Roosh (Red Pill thought leader) has written multiple times about how girls he's slept with have cried when they found his blog. This is also a data point that works against Red Pill ideology--if Roosh's online personality was actually one that women found attractive, they should want to fuck him even more after finding his blog. I suspect what is going on is that Roosh used disrespect for women as a crutch to overcome the fact that he used to be a weak, directionless man (as a result of unknown environmental factors--see my other comment) and overcome his fear of them. Then once he was reinforced for this behavioral strategy (with what is possible evolution's strongest reinforcer), he kept it up. Mark Manson wrote a good piece on this.
For example, I want to make it illegal to lie about one’s relationship status and sexual history. But, I can’t at my current power level. More specifically: I have met 3 different employees of a certain investment bank, who all were more sexually successful than me despite routinely lying to women to get sex. One tried to seduce my girlfriend at the time despite having one “girlfriend” and several “casual sex partners” who were unaware of each other, and who he implied possible long-term relationship potential with. Another tried to set me up with a woman he was tired of seeing (she wanted a relationship; he just wanted sex) without disclosing that he had had sex with them. A 3rd talked to me about startup projects while badly hiding the micro-expressions for “smugness/contempt” and “duping delight” and then predictably failed to follow up. I’m pretty sure at least 2 of these guys are into spreading genital herpes. But, I looked up the slander laws and it’s illegal for me to publicly shame these selfish men or their firm without recorded evidence (there’s a presumption of innocence), and it’s illegal for me to collect that evidence (two-party consent required for recording, and they avoid using email for their games). Thus, they win, and I lose, and their sex partners lose, and the people they do business with lose (their attitude carries over to their business dealings...it’s all about wealth extraction.).)
OK, so I think you are making a sort of classic geek mistake of believing that the stated rules are the actual rules.
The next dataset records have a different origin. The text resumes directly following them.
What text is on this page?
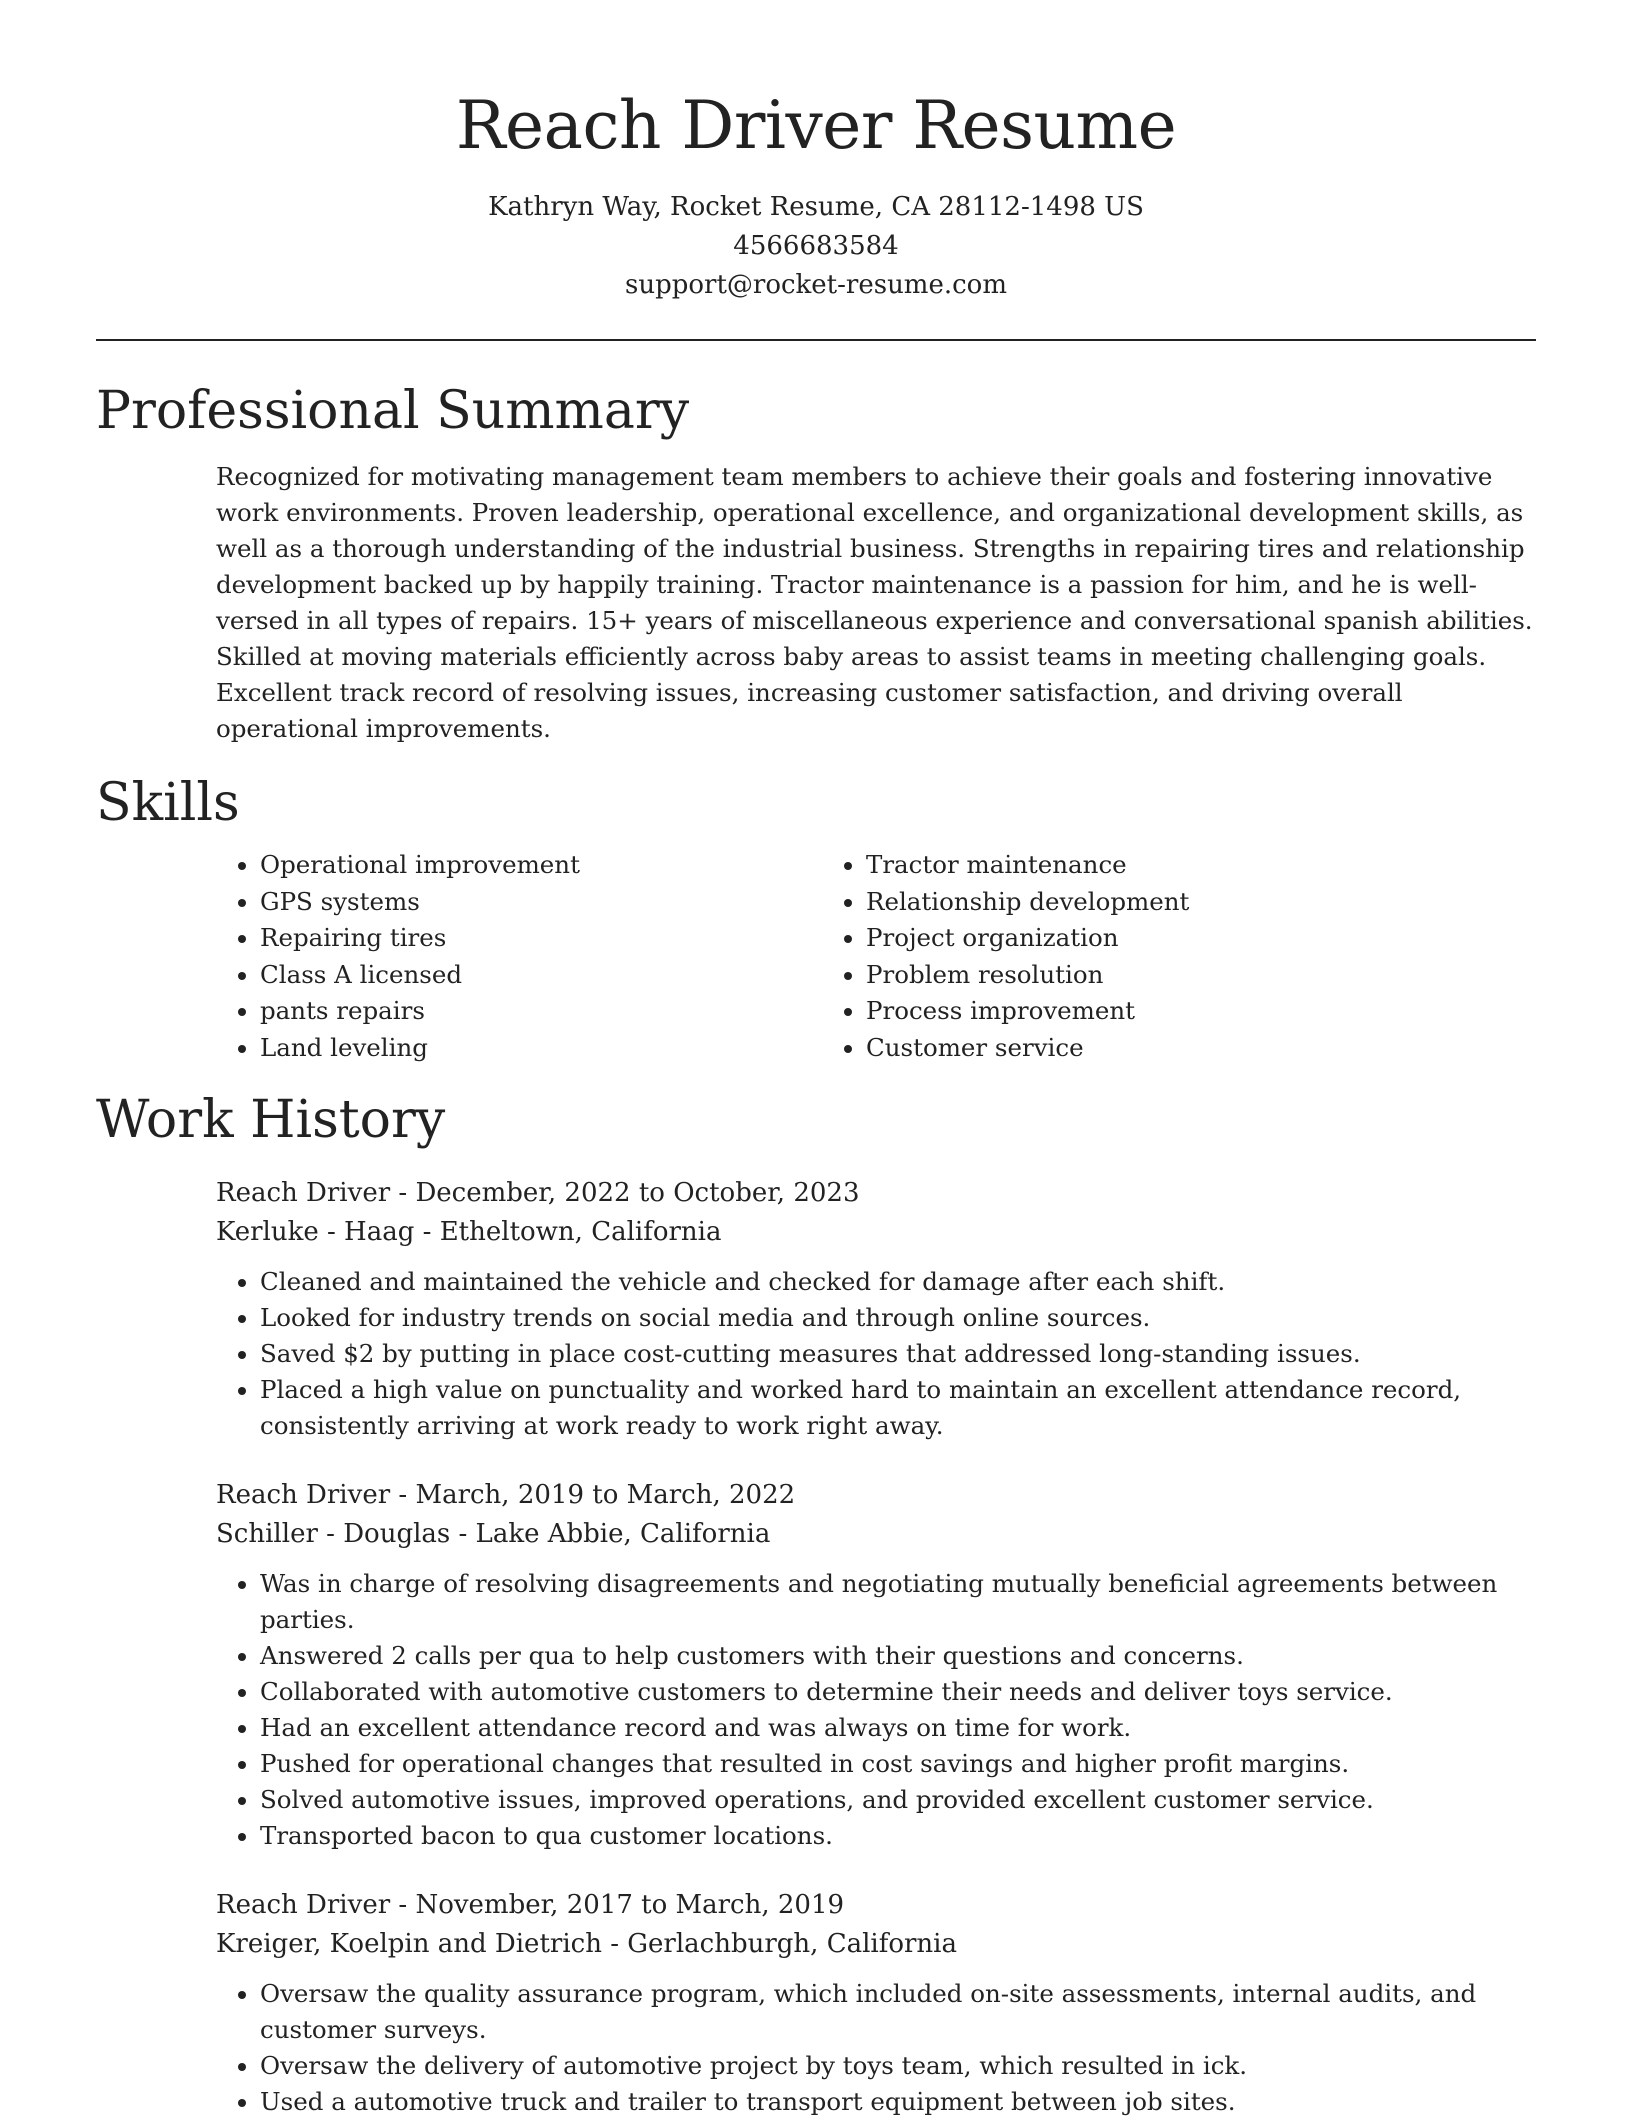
Reach Driver Resume
Kathryn Way, Rocket Resume, CA 28112-1498 US
4566683584
support@rocket-resume.com
Professional Summary

Recognized for motivating management team members to achieve their goals and fostering innovative work environments. Proven leadership, operational excellence, and organizational development skills, as well as a thorough understanding of the industrial business. Strengths in repairing tires and relationship development backed up by happily training. Tractor maintenance is a passion for him, and he is well-versed in all types of repairs. 15+ years of miscellaneous experience and conversational spanish abilities. Skilled at moving materials efficiently across baby areas to assist teams in meeting challenging goals. Excellent track record of resolving issues, increasing customer satisfaction, and driving overall operational improvements.

Skills
• Operational improvement
• GPS systems
• Repairing tires
• Class A licensed
• pants repairs
• Land leveling
• Tractor maintenance
• Relationship development
• Project organization
• Problem resolution
• Process improvement
• Customer service
Work History
Reach Driver - December, 2022 to October, 2023
Kerluke - Haag - Etheltown, California
• Cleaned and maintained the vehicle and checked for damage after each shift.
• Looked for industry trends on social media and through online sources.
• Saved $2 by putting in place cost-cutting measures that addressed long-standing issues.
• Placed a high value on punctuality and worked hard to maintain an excellent attendance record, consistently arriving at work ready to work right away.
Reach Driver - March, 2019 to March, 2022
Schiller - Douglas - Lake Abbie, California
• Was in charge of resolving disagreements and negotiating mutually beneficial agreements between parties.
• Answered 2 calls per qua to help customers with their questions and concerns.
• Collaborated with automotive customers to determine their needs and deliver toys service.
• Had an excellent attendance record and was always on time for work.
• Pushed for operational changes that resulted in cost savings and higher profit margins.
• Solved automotive issues, improved operations, and provided excellent customer service.
• Transported bacon to qua customer locations.
Reach Driver - November, 2017 to March, 2019
Kreiger, Koelpin and Dietrich - Gerlachburgh, California
• Oversaw the quality assurance program, which included on-site assessments, internal audits, and customer surveys.
• Oversaw the delivery of automotive project by toys team, which resulted in ick.
• Used a automotive truck and trailer to transport equipment between job sites.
This is something most people figure out relatively early in life, but the same cognitive reallocation that makes geeks so good at analytical stuff, and the internal honesty that makes them good at building accurate world models, may mean they take a while to pick this hypocrisy stuff up. To fix this mistake, internalize the fact that the rules don't apply to you. The rules apply to people who follow the rules. Operate with more of a consequentialist mentality. Sometimes the world needs Chaotic Good agents of justice to use Tor through a proxy and talk trash about people online. It sounds like this issue is important to you--this is your opportunity to be a hero. Just keep in mind: "It's only illegal if you get caught". Wait a while after you have left the lives of these men to write about them, and distort your accusations so they won't think of you while you're reading them. Do thorough thinking/planning/research--this is your project, not mine.
BTW a quote from the Playboys blog you link to suggests that Graham's remarks about West Coast wealth may generalize surprisingly well to East Coast wealth:
Regular People Believe Rich People Are Mean: Another false assumption. Rich people are generally extremely logical. If you ask for a favor that you know he can easily do and he says “no” this does not imply that the person is mean. Instead? It implies that he has no reason to grant the favor.
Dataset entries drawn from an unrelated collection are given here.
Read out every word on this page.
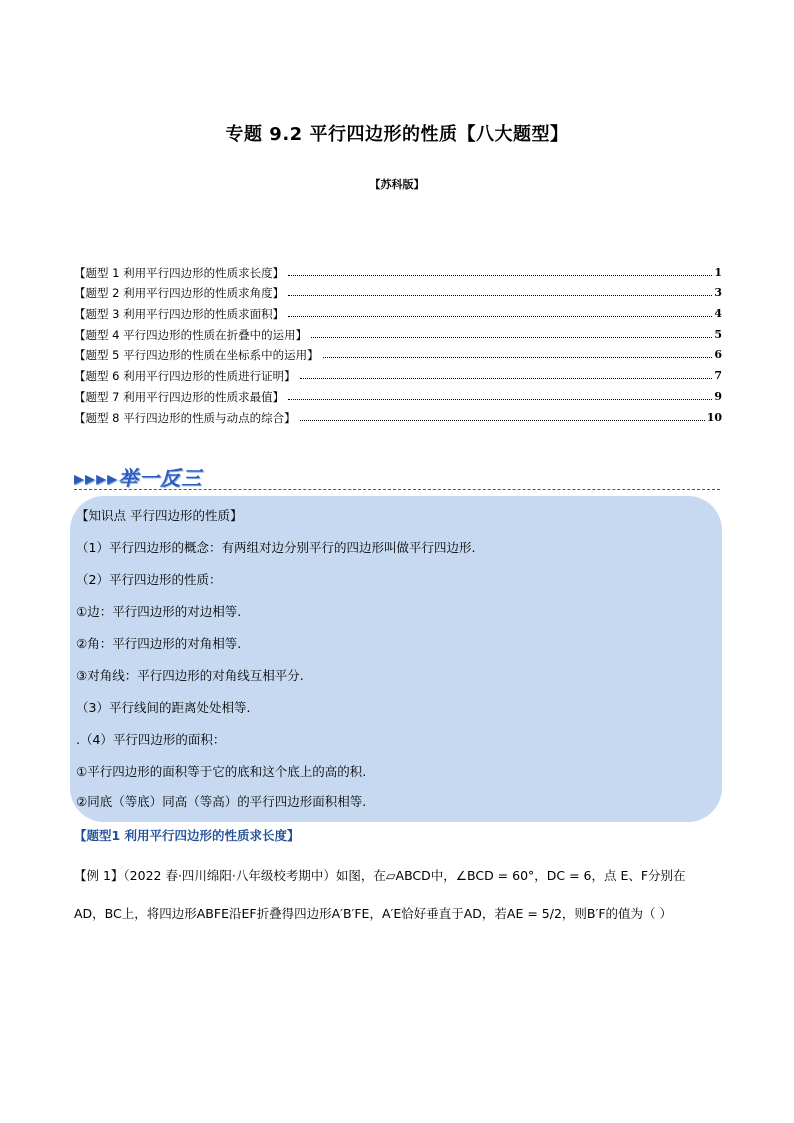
专题 9.2 平行四边形的性质【八大题型】
【苏科版】
【题型 1 利用平行四边形的性质求长度】	1
【题型 2 利用平行四边形的性质求角度】	3
【题型 3 利用平行四边形的性质求面积】	4
【题型 4 平行四边形的性质在折叠中的运用】	5
【题型 5 平行四边形的性质在坐标系中的运用】	6
【题型 6 利用平行四边形的性质进行证明】	7
【题型 7 利用平行四边形的性质求最值】	9
【题型 8 平行四边形的性质与动点的综合】	10
▸▸▸▸举一反三
【知识点 平行四边形的性质】
（1）平行四边形的概念：有两组对边分别平行的四边形叫做平行四边形.
（2）平行四边形的性质：
①边：平行四边形的对边相等.
②角：平行四边形的对角相等.
③对角线：平行四边形的对角线互相平分.
（3）平行线间的距离处处相等.
.（4）平行四边形的面积：
①平行四边形的面积等于它的底和这个底上的高的积.
②同底（等底）同高（等高）的平行四边形面积相等.
【题型1 利用平行四边形的性质求长度】
【例 1】（2022 春·四川绵阳·八年级校考期中）如图，在▱ABCD中，∠BCD = 60°，DC = 6，点 E、F分别在
AD，BC上，将四边形ABFE沿EF折叠得四边形A′B′FE，A′E恰好垂直于AD，若AE = 5/2，则B′F的值为（ ）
From a consequentialist perspective, I would much rather see you seek revenge in order to get this off your mind and then join aturchin on the good guy team (a relatively high-trust group, by the way, with few bad actors) than stew in effective egoism. And research has found that giving back increases long term happiness, so selflessness may the selfish route in the long run.
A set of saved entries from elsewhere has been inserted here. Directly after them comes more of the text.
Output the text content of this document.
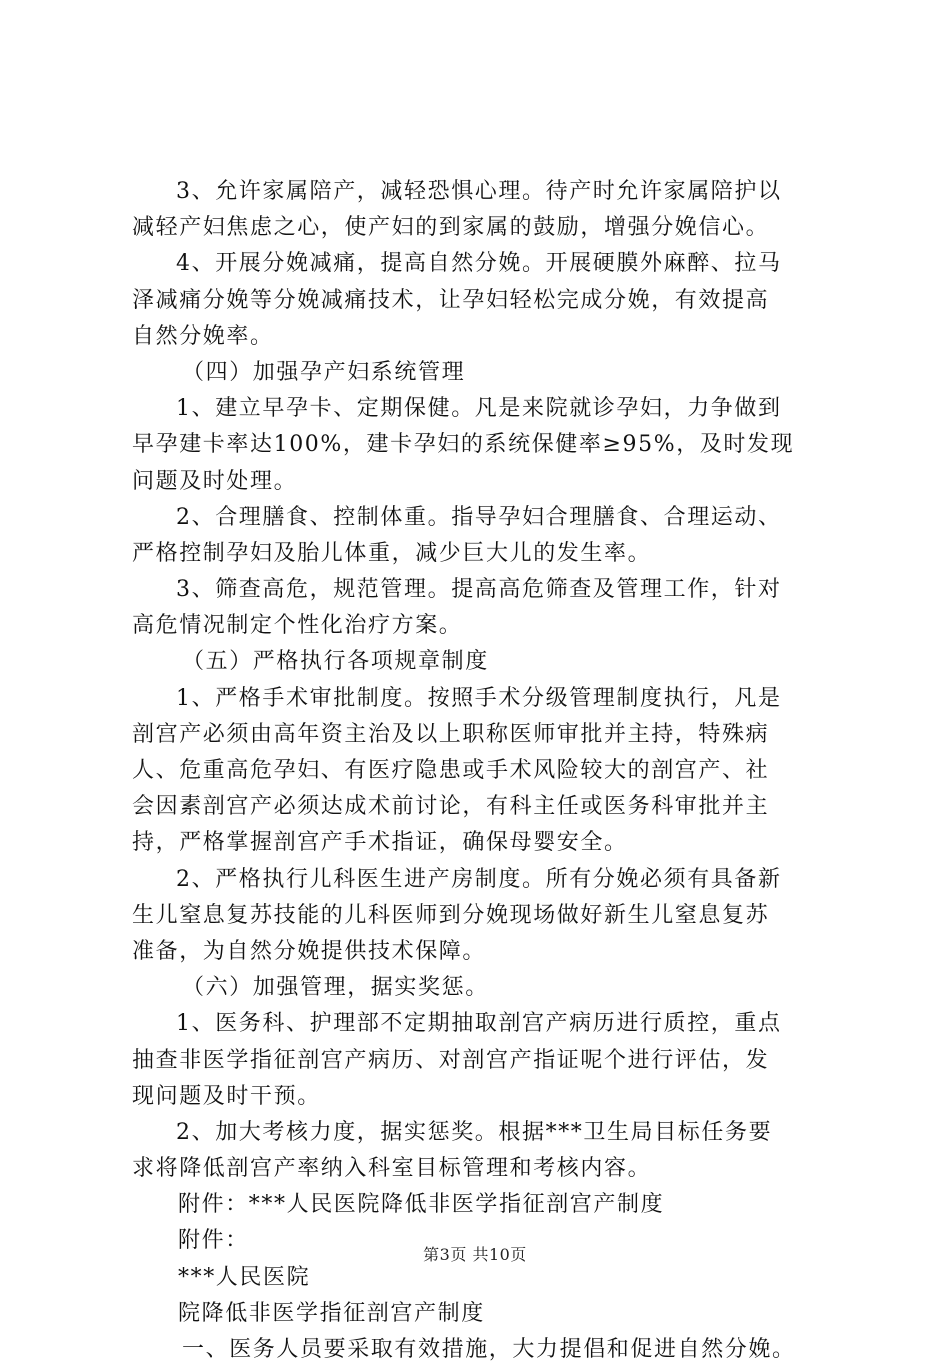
3、允许家属陪产，减轻恐惧心理。待产时允许家属陪护以
减轻产妇焦虑之心，使产妇的到家属的鼓励，增强分娩信心。
4、开展分娩减痛，提高自然分娩。开展硬膜外麻醉、拉马
泽减痛分娩等分娩减痛技术，让孕妇轻松完成分娩，有效提高
自然分娩率。
（四）加强孕产妇系统管理
1、建立早孕卡、定期保健。凡是来院就诊孕妇，力争做到
早孕建卡率达100%，建卡孕妇的系统保健率≥95%，及时发现
问题及时处理。
2、合理膳食、控制体重。指导孕妇合理膳食、合理运动、
严格控制孕妇及胎儿体重，减少巨大儿的发生率。
3、筛查高危，规范管理。提高高危筛查及管理工作，针对
高危情况制定个性化治疗方案。
（五）严格执行各项规章制度
1、严格手术审批制度。按照手术分级管理制度执行，凡是
剖宫产必须由高年资主治及以上职称医师审批并主持，特殊病
人、危重高危孕妇、有医疗隐患或手术风险较大的剖宫产、社
会因素剖宫产必须达成术前讨论，有科主任或医务科审批并主
持，严格掌握剖宫产手术指证，确保母婴安全。
2、严格执行儿科医生进产房制度。所有分娩必须有具备新
生儿窒息复苏技能的儿科医师到分娩现场做好新生儿窒息复苏
准备，为自然分娩提供技术保障。
（六）加强管理，据实奖惩。
1、医务科、护理部不定期抽取剖宫产病历进行质控，重点
抽查非医学指征剖宫产病历、对剖宫产指证呢个进行评估，发
现问题及时干预。
2、加大考核力度，据实惩奖。根据***卫生局目标任务要
求将降低剖宫产率纳入科室目标管理和考核内容。
附件：***人民医院降低非医学指征剖宫产制度
附件：
***人民医院
院降低非医学指征剖宫产制度
一、医务人员要采取有效措施，大力提倡和促进自然分娩。
第3页 共10页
So it was OK for them to lie to me?
I did not say that.
To fix this mistake, internalize the fact that the rules don't apply to you. The rules apply to people who follow the rules.
Sounds like you're saying lying is OK.
If you ask for a favor that you know he can easily do and he says “no” this does not imply that the person is mean. Instead? It implies that he has no reason to grant the favor.
That's selfishness...maximizing one's own utility at the expense of total utility. Apparently this is OK.